How to Know God and Know His Will for You - with quotes from Spinoza, Stephen Hawking and the Bible

In a very real sense, objectivity is seeing things from God's perspective. Right now you are undoubtedly subjective - where outside suggestions, emotions and imagination mix together, and left over baggage from all your yesterdays color each new moment.

Fixated to thought, wherein the ego thinks it will find answers, you never meet the moment with fresh eyes as you did as a child). Now you prejudge people. If your child did something naughty yesterday, you wait until he does it again today (or your mind plays tricks on you and you think he is doing it again), and you say "I knew he would do that."

Nor do we live and move and have our being in a spontaneous way. We drag around a self image which we either struggle with, try to hide, or seek to maintain.

It is a struggle to try to keep together the house of cards of our life and our fragile pride--soon the struggle makes us fatigued, and we have a nervous breakdown, get depressed, or get drunk.

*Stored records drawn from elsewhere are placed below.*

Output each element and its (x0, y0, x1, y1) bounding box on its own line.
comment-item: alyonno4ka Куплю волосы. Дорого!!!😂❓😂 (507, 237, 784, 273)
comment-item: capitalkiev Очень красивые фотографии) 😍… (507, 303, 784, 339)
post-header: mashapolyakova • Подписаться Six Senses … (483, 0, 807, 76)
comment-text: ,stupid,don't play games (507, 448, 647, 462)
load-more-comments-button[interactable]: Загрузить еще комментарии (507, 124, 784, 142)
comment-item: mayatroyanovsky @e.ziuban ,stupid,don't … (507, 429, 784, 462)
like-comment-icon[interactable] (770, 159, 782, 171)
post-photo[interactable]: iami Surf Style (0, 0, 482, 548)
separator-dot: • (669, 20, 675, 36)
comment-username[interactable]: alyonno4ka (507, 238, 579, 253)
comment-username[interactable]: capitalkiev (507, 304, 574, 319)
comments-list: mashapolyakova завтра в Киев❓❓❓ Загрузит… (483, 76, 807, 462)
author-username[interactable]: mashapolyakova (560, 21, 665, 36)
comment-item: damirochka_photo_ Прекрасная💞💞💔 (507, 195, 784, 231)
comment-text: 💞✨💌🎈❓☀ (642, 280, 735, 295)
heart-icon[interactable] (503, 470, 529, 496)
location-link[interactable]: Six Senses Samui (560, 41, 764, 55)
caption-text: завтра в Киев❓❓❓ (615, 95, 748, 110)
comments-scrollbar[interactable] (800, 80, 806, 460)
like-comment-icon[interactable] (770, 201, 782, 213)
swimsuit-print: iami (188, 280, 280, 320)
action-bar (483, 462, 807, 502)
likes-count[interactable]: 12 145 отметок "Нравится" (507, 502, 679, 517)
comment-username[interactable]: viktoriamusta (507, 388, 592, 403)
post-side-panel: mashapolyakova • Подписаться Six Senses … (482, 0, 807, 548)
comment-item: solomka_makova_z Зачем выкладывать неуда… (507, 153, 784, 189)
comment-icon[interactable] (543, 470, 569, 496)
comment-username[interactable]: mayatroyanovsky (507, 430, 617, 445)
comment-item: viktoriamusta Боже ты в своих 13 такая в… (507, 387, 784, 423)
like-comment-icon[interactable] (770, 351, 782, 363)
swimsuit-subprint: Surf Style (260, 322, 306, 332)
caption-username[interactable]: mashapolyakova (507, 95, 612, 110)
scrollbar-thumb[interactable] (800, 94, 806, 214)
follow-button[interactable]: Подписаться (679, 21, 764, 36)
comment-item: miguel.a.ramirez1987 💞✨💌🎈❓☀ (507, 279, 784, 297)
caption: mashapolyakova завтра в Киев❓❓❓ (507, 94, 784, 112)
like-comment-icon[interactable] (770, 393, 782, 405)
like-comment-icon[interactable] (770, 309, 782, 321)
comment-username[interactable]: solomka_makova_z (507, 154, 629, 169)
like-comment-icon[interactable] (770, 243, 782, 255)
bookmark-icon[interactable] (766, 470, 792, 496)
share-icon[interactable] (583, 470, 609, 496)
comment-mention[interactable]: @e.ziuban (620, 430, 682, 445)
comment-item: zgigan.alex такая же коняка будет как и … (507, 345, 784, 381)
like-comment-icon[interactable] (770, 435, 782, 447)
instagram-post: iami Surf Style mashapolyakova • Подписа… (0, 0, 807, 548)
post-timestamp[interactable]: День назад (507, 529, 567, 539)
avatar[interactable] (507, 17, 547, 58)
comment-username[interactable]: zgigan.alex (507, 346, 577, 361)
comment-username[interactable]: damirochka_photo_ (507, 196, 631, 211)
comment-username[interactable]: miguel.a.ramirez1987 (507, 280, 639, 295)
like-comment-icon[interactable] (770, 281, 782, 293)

When we are objective, on the other hand, we set aside our ego and look at things objectively. We don't have any grudges or preconceived notions. We see what there is to see, and we look to intuition, not thinking, for guidance as to what to do (if anything).

With our ego out of the way and our emotions idling, we can have a detached attitude of friendly neutrality. We are neither for nor against. We neither love nor hate. We are friendly, calm and dispassionate. This is a healing balm for our our frazzled nerves and our overworked organs. It is also a healing balm for relationships. We let go of resentment and judgment. We become free to speak the truth, and also to love unselfishly.

The best part is this: not only are we objective and reasonable, but by not being emotional and judgmental, and by getting out of thinking and fantasy, our soul is receptive to wordless intuitive guidance. We wait until we know in our heart what is right or fair. And this insight is wisdom from God.

Every lady who ever took a self defense course is told to "trust your gut." She is told to trust her intuition. This is excellent advice. If only we could all follow it. Not just in moments of danger, but in every moment of our life. It would lead us to safety, happiness, fulfillment, creativity, and even to the pot of gold at the end of the rainbow.

Mostly we ignore it. We doubt it, and we believe more in what someone on the outside says than in the quiet testimony in our hearts. And when we have a choice between doing the right thing and doing the selfish thing, most of us will do the selfish one--then of course rationalizing and excusing it.

But there is an even bigger reason why we don't follow our intuition. We inherit a prideful nature, and this pride never wants to admit it is wrong. Most of us get angry if someone catches us in a wrong. We defend our wrong as if it were right, and we try to confuse people about what they see in us.

The key moment in a person's life is when he or she has erred (such as by resenting our partner or our parent, by being cruel to someone, or by denying principle to be selfish) and our intuition (which now feels like conscience) makes us quietly aware that we erred.

As long as we flee from conscience into thinking, fantasy, distractions, or drugs--we deny God His moment. Were we to be still and quietly bear the little bit of pain for seeing our wrong, and were we to be sorry in our heart--we would be reconciled to the God of conscience.

It is so simple. But most people are stubborn and won't do it. Besides, lovers, seducers, motivators, the feel good experts, and a bevy of friends know how to tease, challenge and irritate you on the one hand, and then comfort, soothe, and give you tension relief on the other. Between loving and hating them, you never have the space to find yourself.

Take heart. Peace of mind and intuitive insight to live your life properly and face the next moment with poise and reasonableness are as near as the meditation exercise (combined with a willingness to know the truth).


"It is the nature of mind to perceive things from a certain timeless perspective"

Baruch Spinoza, philosopher


"However, if we do discover a complete theory, it should in time be understandable in broad principle by everyone, not just a few scientists. Then we shall all, philosophers, scientists, and just ordinary people, be able to take part in the discussion of the question of why it is that we and the universe exist. If we find the answer to that, it would be the ultimate triumph of human reason--for then we would know the mind of God"

Stephen Hawking, theoretical physicist, from his book A Brief History of Time

For this is the covenant that I will make with the house of Israel after those days, saith the Lord; I will put my laws into their mind, and write them in their hearts: and I will be to them a God, and they shall be to me a people:
And they shall not teach every man his neighbour, and every man his brother, saying, Know the Lord: for all shall know me, from the least to the greatest.